Dans un cadre pédagogique, il est considéré comme un jeu éducatif sérieux. Son utilisation présente plusieurs intérêts : « le jeu propose une structuration des connaissances en différents espaces ou modules, tout en exigeant d’effectuer plusieurs tâches en parallèle. Le jeu permet aussi d’utiliser le cerveau à plusieurs niveaux en même temps via des fonctions indépendantes les unes des autres sans pour autant provoquer de fatigue. Enfin, si le jeu favorise le développement cérébral, c’est aussi et surtout parce qu’il s’appuie sur nos émotions et nos actions (approche comportementale) et qu’il est vecteur de dopamine. Il génère par conséquent du plaisir, ainsi que de l’addiction »[2].

De plus, l’escape game pédagogique fait appel aux ressorts des pédagogies actives.

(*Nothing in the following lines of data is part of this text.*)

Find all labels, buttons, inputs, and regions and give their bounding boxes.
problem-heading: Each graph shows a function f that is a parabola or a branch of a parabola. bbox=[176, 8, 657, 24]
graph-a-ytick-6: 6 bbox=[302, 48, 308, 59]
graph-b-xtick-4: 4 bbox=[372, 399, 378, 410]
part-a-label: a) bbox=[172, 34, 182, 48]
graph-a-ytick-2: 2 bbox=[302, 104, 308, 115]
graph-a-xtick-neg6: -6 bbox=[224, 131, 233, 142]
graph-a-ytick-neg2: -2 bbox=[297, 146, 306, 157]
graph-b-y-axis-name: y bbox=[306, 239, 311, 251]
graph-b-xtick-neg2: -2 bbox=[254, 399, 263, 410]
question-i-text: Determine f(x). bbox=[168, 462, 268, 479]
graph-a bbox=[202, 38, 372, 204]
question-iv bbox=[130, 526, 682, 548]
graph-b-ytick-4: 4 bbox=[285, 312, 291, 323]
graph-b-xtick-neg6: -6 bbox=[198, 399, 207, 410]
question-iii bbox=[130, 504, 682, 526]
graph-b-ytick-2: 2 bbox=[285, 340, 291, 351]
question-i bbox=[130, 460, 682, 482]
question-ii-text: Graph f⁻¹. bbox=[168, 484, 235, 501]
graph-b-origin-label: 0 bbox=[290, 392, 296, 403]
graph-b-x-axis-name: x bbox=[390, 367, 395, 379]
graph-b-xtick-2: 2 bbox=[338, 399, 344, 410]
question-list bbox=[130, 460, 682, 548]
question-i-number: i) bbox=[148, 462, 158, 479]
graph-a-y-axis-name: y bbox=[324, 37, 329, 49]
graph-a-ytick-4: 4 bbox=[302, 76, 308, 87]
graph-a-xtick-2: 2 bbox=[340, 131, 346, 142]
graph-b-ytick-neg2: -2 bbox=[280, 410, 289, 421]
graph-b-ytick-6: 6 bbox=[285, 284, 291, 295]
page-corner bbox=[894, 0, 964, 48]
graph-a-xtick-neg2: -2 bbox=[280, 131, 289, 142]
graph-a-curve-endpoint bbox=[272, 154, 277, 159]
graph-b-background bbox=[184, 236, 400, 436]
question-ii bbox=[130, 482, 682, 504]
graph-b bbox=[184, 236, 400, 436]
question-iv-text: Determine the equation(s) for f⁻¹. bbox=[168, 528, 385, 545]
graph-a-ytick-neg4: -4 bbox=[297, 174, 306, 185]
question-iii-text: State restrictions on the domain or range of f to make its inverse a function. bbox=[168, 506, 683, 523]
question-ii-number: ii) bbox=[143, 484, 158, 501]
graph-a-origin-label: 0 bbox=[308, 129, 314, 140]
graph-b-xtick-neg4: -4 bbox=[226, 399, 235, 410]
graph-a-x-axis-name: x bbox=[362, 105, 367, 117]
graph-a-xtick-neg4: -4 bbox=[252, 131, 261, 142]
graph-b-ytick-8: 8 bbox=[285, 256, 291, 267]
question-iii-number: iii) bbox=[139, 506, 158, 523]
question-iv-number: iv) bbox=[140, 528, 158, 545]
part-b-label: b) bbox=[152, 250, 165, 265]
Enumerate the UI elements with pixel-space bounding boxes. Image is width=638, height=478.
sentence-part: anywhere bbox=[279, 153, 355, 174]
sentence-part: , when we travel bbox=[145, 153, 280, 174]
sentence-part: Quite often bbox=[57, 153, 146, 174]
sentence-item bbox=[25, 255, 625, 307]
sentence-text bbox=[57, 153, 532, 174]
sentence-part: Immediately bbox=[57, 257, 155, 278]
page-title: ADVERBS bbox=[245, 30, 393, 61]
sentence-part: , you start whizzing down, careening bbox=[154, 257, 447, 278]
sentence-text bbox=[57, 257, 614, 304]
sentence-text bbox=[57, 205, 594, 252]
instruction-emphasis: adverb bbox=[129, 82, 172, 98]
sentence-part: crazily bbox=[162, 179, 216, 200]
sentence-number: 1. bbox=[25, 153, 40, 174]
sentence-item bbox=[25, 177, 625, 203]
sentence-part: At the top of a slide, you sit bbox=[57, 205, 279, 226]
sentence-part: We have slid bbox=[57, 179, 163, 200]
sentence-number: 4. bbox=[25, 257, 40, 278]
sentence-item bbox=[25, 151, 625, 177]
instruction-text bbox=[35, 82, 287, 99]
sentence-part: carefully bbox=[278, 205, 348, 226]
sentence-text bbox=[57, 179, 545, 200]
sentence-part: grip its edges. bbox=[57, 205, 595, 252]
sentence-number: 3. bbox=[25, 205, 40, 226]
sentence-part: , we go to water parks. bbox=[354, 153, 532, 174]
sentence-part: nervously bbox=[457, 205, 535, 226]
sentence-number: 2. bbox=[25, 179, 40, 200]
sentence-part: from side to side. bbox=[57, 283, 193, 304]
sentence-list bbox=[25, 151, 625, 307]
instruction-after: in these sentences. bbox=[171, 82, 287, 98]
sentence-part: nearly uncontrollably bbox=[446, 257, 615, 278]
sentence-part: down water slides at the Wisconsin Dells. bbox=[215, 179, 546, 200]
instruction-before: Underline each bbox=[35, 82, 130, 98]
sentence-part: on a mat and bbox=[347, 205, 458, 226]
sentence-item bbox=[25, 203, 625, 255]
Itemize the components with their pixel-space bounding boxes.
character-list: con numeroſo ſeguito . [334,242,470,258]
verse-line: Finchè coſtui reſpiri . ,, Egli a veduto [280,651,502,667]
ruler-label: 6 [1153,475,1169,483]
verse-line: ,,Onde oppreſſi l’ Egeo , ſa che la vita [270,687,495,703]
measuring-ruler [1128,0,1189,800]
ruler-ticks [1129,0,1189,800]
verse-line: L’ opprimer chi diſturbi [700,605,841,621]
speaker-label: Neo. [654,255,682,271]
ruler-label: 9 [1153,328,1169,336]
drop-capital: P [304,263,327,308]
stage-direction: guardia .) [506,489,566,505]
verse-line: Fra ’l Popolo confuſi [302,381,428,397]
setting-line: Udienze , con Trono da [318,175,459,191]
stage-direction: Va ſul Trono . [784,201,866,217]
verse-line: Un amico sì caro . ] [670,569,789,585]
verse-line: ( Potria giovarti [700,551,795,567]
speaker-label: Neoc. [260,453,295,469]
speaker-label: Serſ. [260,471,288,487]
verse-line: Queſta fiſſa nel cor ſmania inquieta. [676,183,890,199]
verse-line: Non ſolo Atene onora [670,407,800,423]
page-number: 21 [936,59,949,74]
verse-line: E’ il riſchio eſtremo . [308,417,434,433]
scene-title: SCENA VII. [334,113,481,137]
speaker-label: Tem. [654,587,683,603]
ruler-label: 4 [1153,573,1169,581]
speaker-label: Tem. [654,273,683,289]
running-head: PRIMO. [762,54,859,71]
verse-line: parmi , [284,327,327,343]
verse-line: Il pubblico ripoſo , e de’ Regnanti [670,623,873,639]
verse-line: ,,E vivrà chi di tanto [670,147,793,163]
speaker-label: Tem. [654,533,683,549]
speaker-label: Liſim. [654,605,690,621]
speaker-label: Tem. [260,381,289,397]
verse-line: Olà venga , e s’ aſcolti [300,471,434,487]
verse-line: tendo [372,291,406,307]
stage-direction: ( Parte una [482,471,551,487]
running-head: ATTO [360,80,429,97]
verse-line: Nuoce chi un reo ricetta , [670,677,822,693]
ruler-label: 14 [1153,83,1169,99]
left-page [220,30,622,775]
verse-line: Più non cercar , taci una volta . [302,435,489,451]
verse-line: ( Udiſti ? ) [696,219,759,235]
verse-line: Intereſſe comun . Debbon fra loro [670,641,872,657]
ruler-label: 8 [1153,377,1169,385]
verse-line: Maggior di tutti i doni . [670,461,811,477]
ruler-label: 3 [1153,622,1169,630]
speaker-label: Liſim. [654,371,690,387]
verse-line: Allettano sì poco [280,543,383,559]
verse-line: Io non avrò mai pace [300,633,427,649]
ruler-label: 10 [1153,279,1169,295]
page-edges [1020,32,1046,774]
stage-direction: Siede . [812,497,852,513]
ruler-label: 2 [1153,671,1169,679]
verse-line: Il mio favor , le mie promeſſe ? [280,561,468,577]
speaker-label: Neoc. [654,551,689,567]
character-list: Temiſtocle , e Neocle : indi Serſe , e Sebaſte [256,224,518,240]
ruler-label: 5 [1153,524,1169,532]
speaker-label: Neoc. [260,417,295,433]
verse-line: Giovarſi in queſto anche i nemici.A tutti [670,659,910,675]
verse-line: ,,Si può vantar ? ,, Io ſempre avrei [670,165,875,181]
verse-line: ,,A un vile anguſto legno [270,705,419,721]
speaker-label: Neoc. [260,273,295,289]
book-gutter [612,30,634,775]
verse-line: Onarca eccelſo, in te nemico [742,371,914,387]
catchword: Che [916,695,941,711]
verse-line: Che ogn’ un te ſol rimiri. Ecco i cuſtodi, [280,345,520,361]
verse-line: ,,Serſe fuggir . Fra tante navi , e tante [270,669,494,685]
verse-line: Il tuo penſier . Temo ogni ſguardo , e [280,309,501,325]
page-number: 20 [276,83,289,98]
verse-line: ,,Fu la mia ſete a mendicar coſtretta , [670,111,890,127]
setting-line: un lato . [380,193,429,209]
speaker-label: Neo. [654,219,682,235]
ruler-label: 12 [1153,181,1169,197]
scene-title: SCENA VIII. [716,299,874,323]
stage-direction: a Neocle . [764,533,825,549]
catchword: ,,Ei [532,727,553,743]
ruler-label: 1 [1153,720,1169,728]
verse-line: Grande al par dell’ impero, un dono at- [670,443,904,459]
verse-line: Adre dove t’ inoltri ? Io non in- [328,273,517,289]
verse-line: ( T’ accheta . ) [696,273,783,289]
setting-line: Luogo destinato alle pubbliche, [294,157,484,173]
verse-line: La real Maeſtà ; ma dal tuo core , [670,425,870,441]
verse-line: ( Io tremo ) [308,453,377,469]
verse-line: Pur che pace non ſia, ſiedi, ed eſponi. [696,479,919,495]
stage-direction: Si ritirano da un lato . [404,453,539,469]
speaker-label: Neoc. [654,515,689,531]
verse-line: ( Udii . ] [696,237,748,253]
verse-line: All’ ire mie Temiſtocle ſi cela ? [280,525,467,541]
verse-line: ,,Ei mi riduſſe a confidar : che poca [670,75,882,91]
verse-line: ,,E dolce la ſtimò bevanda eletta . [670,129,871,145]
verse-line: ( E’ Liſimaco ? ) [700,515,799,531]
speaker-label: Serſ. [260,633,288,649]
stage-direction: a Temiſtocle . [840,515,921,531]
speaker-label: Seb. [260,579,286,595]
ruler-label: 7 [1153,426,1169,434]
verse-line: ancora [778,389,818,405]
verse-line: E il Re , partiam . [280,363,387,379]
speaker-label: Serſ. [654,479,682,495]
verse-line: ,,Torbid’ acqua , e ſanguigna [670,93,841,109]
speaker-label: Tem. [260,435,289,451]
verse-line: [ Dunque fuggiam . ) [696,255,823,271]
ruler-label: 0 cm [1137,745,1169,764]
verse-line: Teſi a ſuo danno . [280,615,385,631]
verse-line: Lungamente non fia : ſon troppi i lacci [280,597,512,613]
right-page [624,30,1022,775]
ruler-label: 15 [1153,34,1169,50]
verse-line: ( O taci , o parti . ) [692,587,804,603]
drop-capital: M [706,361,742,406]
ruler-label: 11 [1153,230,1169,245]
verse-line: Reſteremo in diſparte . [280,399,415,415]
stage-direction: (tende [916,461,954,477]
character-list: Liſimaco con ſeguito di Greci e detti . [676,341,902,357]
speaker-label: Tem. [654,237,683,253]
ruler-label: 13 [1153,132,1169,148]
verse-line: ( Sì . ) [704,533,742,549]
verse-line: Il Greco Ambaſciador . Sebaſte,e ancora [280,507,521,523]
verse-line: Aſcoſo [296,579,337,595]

En effet, la pédagogie active désigne un ensemble de méthodes pédagogiques qui ont toutes en commun la volonté de rendre l’élève acteur de ses apprentissages. Ce type de pédagogie part du principe que c’est en faisant que l’on apprend. Elle privilégie les situations authentiques de recherche, d’investigation au cours desquels l’élève doit comprendre et maitriser les différentes ressources que l’enseignant met à sa disposition.

Les pédagogies actives s’appuient sur 4 postulats :

  • L’apprentissage expérientiel : on apprend par l’expérience pratique, pas seulement dans un contexte académique
  • L’apprentissage collaboratif :  on apprend mieux avec les autres
  • L’apprentissage par problème : on apprend mieux quand on rencontre un problème particulier
  • L’apprentissage par projet : on apprend mieux quand on est impliqué dans un projet particulier.

Par la mise en situation et l’expérience vécue, l’escape game permet d’agir sur la motivation, s’appuie sur des temps individuels et collectifs (coopération et collaboration) et constitue un vecteur d’apprentissages renforcés.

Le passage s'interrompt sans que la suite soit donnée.